The lack of a standard Program Files/.exe deployment also makes it difficult to map filetype associations, which is also a frequent complaint.

I'll likely be going with non-ClickOnce deployments for the future. ClickOnce is great for deploying production software at work, but for a consumer audience, it isn't quite perfect.

(Personally, I really like ClickOnce.)




Don't know if it's mature enough but have you looked at NSync (https://github.com/xpaulbettsx/NSync)?

Considering that Paul has been working on it and yet choose to go with ClickOnce, I am guessing it's not ready for prime time but it might be worth looking into anyway.


NSync isn't finished yet - ClickOnce is 95% of what we want but has some pretty damning flaws (tells people randomly that an app is "Unknown Publisher", certs expire after one year and now people have to uninstall/reinstall, proxy server problems, etc).
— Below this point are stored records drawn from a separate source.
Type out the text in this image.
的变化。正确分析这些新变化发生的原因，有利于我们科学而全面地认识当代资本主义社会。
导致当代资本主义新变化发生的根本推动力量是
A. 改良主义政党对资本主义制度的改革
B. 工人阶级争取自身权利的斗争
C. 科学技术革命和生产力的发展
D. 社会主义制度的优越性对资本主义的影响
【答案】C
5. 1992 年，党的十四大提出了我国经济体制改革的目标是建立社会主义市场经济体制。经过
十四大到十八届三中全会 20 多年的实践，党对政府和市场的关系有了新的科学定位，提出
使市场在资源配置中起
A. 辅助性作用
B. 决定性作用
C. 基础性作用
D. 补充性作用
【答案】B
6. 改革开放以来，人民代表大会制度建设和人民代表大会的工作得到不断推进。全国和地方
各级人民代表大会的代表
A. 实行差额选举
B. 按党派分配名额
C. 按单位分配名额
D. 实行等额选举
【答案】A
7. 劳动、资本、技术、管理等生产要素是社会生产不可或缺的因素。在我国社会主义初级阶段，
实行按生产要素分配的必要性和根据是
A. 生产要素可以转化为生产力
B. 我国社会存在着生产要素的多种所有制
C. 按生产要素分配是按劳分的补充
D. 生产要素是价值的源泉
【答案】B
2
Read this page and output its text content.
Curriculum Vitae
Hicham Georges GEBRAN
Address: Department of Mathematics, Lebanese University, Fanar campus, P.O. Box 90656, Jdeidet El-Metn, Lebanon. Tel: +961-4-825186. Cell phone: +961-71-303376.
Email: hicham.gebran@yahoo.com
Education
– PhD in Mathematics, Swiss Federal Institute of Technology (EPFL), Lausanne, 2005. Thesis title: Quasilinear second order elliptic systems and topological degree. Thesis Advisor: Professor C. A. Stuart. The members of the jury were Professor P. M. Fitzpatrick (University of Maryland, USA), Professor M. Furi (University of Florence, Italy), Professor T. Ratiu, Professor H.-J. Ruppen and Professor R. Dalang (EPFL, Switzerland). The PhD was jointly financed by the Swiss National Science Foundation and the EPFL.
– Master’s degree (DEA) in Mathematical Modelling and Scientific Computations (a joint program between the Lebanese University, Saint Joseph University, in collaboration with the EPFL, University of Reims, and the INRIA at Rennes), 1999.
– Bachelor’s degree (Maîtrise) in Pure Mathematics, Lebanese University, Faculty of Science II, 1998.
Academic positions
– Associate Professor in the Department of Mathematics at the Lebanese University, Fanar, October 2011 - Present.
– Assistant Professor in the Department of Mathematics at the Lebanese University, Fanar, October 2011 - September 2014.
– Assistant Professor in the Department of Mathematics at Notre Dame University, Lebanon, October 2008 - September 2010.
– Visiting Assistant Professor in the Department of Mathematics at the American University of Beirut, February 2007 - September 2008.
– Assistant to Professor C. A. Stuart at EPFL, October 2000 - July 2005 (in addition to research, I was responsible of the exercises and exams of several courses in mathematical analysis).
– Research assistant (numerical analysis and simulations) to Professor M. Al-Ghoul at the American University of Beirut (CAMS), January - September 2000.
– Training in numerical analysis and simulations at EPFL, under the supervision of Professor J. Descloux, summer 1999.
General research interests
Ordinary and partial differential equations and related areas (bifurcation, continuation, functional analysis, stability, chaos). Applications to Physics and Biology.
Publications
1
NSync is my ongoing (not finished yet!) project to recreate ClickOnce


I figured that was the case.

How much of an overlap do NSync and NAppUpdate (https://github.com/synhershko/NAppUpdate) share? Would love to see some type of collaboration between the two.

BTW is there a way to submit tickets other than email for GitHub for Windows? Maybe a GitHub repo? Would make it rather easy to submit and track issues while also limiting the number of duplicates.


NSync has a somewhat novel mechanism of delivering updates (via repurposed NuGet packages) that would be difficult to shoehorn into NAppUpdate or other frameworks


Yes I've been keeping a close eye on this project. Based off the readme, it sounds exactly like what I'm looking for. You make a good point though, as it was authored by the same user but ClickOnce was chosen instead.


I fucking hate ClickOnce. The crappy downloader fails all the time. Not all places have a good QoS connection like North America. HTTP download can be restarted and resumed at anytime.


You can set up file associations in the deployment configuration though, right?


Yes and it's actually really easy to do, it's built right into Visual Studio. The downsides are that you can't really do anything with it after you've set them (like at application runtime), the associations don't always work for some reason, and if the associations get changed by other applications you can't reset them unless the user re-runs the installer.